4. The method according to claim 1, characterized in that, The rule graph includes different entities with different relationships, including invoice entities, account entities, amount entities, date entities, and calculation entities; there are calculation rules between the calculation entities, and there are constraint rules between the calculation rules, including time validity constraints, data status constraints, and business process triggering constraints.

5. The method according to claim 1, characterized in that, The template graph includes process entities with different transition conditions, wherein each process entity is associated with a different template entity, and the template entity is associated with template data.

6. The method according to claim 1, characterized in that, The intelligent verification process includes: The input data is retrieved from the rule graph to obtain rule retrieval results, which include the corresponding rules, formulas, and parameters. The input data and rule retrieval results are combined to form a complete rule context, which is then processed by a large model to obtain intelligent verification results. The large model adopts a lightweight RAG model.

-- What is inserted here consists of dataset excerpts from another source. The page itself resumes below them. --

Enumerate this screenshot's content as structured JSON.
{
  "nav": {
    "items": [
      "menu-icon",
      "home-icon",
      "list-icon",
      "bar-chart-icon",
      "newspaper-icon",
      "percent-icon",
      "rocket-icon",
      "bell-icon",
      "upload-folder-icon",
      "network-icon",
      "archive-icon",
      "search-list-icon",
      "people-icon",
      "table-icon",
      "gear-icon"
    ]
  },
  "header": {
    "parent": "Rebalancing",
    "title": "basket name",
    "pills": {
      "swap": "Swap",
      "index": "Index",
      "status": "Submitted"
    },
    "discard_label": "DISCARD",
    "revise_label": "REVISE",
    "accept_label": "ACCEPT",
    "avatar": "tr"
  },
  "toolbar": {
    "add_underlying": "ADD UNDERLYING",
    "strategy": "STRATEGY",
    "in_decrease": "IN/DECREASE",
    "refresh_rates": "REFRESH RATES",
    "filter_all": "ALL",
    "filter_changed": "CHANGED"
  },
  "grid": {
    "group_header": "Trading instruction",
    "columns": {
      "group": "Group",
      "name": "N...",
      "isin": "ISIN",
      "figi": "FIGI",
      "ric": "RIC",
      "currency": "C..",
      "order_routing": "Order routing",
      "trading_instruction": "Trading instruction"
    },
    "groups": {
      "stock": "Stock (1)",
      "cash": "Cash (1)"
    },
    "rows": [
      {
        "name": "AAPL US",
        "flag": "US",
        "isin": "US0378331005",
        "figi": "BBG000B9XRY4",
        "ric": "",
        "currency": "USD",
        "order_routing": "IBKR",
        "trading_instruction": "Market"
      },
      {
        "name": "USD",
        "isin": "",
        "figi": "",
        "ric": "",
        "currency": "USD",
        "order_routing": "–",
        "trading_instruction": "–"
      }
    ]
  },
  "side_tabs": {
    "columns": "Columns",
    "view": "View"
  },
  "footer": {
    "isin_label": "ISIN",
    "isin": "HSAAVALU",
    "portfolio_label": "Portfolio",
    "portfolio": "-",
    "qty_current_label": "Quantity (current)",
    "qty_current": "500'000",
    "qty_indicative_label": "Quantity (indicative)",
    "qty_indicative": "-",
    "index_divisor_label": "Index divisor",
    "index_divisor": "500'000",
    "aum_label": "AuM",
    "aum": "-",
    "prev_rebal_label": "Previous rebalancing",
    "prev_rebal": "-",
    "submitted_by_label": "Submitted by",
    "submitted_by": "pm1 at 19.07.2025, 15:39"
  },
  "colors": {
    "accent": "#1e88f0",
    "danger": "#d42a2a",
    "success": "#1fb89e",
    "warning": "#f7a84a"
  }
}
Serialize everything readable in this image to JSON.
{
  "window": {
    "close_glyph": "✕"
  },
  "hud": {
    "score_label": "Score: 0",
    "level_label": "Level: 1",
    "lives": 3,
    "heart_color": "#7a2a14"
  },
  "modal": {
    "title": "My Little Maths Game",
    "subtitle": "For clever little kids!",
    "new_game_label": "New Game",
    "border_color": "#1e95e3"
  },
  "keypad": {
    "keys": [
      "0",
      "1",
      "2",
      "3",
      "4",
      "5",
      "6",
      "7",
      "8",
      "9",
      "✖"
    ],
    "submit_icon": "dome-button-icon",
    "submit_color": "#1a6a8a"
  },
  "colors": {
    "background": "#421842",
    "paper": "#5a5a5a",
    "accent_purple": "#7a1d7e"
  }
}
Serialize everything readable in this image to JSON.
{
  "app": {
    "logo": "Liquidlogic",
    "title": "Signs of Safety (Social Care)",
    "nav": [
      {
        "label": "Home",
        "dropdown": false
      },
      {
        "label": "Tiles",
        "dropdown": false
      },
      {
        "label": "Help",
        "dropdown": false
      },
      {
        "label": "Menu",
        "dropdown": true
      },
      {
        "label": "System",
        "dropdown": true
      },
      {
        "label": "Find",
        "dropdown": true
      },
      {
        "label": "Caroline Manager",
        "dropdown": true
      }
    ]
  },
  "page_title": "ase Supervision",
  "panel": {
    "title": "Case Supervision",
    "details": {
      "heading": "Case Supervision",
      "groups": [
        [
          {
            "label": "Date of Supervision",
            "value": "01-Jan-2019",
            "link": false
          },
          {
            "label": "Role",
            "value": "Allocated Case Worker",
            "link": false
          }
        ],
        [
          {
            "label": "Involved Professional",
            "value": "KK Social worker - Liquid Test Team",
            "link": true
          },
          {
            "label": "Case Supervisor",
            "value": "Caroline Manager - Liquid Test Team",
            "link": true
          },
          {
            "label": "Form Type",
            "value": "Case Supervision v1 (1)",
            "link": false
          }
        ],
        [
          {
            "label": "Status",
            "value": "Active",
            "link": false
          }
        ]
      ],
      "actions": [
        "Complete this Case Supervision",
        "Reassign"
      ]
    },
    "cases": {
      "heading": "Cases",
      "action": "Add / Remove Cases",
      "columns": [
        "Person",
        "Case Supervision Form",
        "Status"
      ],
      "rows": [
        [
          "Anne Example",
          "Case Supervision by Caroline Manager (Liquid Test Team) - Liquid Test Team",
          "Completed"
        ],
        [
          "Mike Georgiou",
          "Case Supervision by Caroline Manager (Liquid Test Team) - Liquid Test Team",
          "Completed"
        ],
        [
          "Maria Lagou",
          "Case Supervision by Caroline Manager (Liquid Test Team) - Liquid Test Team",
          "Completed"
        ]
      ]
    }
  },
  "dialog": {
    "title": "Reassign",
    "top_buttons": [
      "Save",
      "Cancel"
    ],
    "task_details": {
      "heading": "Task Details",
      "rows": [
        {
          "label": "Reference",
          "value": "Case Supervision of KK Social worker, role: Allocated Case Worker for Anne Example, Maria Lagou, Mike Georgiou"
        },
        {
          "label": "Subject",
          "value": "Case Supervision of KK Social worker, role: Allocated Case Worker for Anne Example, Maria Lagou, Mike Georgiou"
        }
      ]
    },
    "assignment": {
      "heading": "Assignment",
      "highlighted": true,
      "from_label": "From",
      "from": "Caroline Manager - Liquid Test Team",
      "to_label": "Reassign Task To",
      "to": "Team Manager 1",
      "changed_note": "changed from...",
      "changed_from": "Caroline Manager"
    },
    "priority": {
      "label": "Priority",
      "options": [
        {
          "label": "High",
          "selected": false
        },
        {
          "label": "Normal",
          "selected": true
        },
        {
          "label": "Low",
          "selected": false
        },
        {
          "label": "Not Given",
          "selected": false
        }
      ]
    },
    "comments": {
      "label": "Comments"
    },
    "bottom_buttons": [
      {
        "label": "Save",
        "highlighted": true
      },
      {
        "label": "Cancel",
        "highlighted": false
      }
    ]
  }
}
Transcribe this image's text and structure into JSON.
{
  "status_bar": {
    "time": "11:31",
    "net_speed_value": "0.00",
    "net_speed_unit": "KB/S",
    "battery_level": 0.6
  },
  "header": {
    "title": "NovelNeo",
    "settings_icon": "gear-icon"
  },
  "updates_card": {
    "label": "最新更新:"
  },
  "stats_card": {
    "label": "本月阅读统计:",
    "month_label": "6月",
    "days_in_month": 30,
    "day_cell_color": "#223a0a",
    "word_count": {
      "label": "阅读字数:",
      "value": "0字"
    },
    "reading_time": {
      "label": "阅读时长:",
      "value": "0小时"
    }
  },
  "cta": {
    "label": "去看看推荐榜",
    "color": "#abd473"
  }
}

7. The method according to claim 1, characterized in that, The process of filling out the form includes: Based on the cleanliness data in the intelligent verification results, a search is performed in the template graph to generate associated template nodes. The corresponding template data is extracted based on the associated template nodes. The template data, cleanliness data, and requirement information are combined. The combined data is processed through a large model to generate the final financial data reporting results. The large model adopts a lightweight RAG model. The template data includes the template structure, the template field mapping rules, the template detailed data, and the context information of the template entity.

8. An integrated system for intelligent verification and automated data entry of financial data, characterized in that: Used to perform the method described in any one of claims 1-7.